McCabe Comments On Recent FBI Arrest

Former Acting FBI Director Andrew McCabe has resurfaced to reassure the public that the January 6 pipe bomb case hasn’t been ignored—just that it’s been, in his words, “a hard nut to crack.” It’s a polished phrase, vaguely sympathetic, and clearly intended to deflect criticism. But when you place it next to the facts of the case—and the scale of federal law enforcement’s capabilities—the phrase collapses under the weight of its own implausibility.

Let’s start with what the public knows. Two pipe bombs were planted near the DNC and RNC headquarters on January 5, 2021, the night before the Capitol breach. Surveillance footage was released. A suspect, walking in a highly identifiable manner, was captured on video for several minutes. The FBI offered a $500,000 reward. Years later, no arrest. No suspect. No answers.


Yet, during the same period, the FBI and DOJ had no problem tracking down hundreds of January 6 protesters, many of whom had entered the Capitol unarmed and non-violently. Many were identified using nothing more than crowd-sourced video and social media posts. The investigative machinery moved at lightning speed—unless, apparently, the suspect had a backpack and a purposefully placed pipe bomb.

This discrepancy hasn’t gone unnoticed. Commenters and independent researchers have repeatedly pointed out the bizarre lack of urgency around a potentially lethal attack that could have changed the narrative—and casualties—of that day entirely. Some online posters have gone further, suggesting that the pipe bomb incident was politically inconvenient to resolve, particularly if the suspect’s identity didn’t fit the expected profile.

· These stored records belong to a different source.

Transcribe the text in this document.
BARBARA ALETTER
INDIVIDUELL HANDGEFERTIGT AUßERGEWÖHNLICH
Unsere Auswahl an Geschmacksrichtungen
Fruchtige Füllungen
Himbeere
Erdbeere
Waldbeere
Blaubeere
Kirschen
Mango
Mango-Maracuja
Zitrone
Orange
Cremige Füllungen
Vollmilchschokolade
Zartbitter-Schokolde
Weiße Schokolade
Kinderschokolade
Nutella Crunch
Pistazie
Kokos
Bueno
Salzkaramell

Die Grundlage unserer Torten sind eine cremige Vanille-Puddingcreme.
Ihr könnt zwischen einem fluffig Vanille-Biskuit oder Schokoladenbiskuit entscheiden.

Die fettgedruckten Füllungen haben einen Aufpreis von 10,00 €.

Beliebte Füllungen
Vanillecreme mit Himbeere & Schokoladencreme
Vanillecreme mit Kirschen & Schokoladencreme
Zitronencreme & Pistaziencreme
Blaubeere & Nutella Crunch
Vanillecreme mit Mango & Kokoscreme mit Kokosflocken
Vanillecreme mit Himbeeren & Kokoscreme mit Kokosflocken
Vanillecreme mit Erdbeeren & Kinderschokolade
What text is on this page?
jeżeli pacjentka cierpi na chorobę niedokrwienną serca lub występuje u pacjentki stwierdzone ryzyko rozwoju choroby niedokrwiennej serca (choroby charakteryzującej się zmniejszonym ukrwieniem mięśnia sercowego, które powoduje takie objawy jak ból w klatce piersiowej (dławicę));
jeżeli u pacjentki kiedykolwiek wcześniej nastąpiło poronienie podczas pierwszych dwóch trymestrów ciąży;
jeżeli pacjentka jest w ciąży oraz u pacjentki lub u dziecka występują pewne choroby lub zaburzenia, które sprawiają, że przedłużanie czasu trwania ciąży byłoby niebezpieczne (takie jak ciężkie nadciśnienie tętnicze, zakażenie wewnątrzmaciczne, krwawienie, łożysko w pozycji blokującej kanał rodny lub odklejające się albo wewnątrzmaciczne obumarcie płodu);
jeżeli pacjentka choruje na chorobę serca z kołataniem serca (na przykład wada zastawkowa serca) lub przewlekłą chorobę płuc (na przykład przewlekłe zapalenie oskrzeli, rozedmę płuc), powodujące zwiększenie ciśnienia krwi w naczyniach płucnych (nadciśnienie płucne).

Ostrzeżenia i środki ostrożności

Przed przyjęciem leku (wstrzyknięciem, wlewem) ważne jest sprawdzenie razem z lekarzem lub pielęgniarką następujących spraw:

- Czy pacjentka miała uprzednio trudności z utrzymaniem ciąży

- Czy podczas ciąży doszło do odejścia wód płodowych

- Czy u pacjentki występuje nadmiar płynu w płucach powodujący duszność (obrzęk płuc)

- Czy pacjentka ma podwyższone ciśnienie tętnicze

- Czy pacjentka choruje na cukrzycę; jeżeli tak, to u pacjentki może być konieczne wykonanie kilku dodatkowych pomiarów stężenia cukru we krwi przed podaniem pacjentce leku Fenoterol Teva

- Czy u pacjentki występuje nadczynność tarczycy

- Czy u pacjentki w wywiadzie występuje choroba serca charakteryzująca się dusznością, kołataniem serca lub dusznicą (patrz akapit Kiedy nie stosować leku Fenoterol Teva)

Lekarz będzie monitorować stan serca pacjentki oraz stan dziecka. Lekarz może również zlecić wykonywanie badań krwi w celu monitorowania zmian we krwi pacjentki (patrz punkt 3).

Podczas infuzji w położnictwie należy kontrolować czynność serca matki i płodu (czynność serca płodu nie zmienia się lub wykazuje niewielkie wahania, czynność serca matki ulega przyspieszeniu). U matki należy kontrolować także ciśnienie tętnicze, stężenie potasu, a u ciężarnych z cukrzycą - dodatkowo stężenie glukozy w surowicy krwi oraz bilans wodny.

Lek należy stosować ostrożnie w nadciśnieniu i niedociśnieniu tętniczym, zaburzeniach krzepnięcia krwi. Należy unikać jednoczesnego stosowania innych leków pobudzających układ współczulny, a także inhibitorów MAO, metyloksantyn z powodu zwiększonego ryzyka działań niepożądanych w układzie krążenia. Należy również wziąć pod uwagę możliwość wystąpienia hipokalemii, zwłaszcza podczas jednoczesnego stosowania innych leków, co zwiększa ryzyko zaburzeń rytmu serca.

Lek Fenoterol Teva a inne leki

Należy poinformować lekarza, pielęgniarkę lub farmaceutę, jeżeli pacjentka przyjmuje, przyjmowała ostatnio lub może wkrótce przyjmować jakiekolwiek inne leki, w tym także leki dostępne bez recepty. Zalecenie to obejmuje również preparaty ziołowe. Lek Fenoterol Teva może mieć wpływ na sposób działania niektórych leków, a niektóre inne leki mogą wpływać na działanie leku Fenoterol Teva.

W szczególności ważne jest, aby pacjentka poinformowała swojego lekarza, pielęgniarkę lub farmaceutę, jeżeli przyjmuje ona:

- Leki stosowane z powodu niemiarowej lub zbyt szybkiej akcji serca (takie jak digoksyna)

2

And that brings us back to McCabe. A man who, during his tenure, oversaw some of the most politically charged investigations in modern history now wants us to believe that the same FBI that combed through Venmo accounts and geolocation pings of every MAGA hat within two miles of the Capitol just can’t quite figure out who planted a bomb on two heavily surveilled buildings in Washington, D.C.

This isn’t just improbable—it’s insulting to the intelligence of anyone paying attention.


It’s not a lack of resources. It’s not a lack of evidence. What it increasingly looks like is a lack of will. And when federal law enforcement appears selective about which crimes to solve and which suspects to find, the real damage isn’t just to public trust—it’s to the very credibility of justice itself.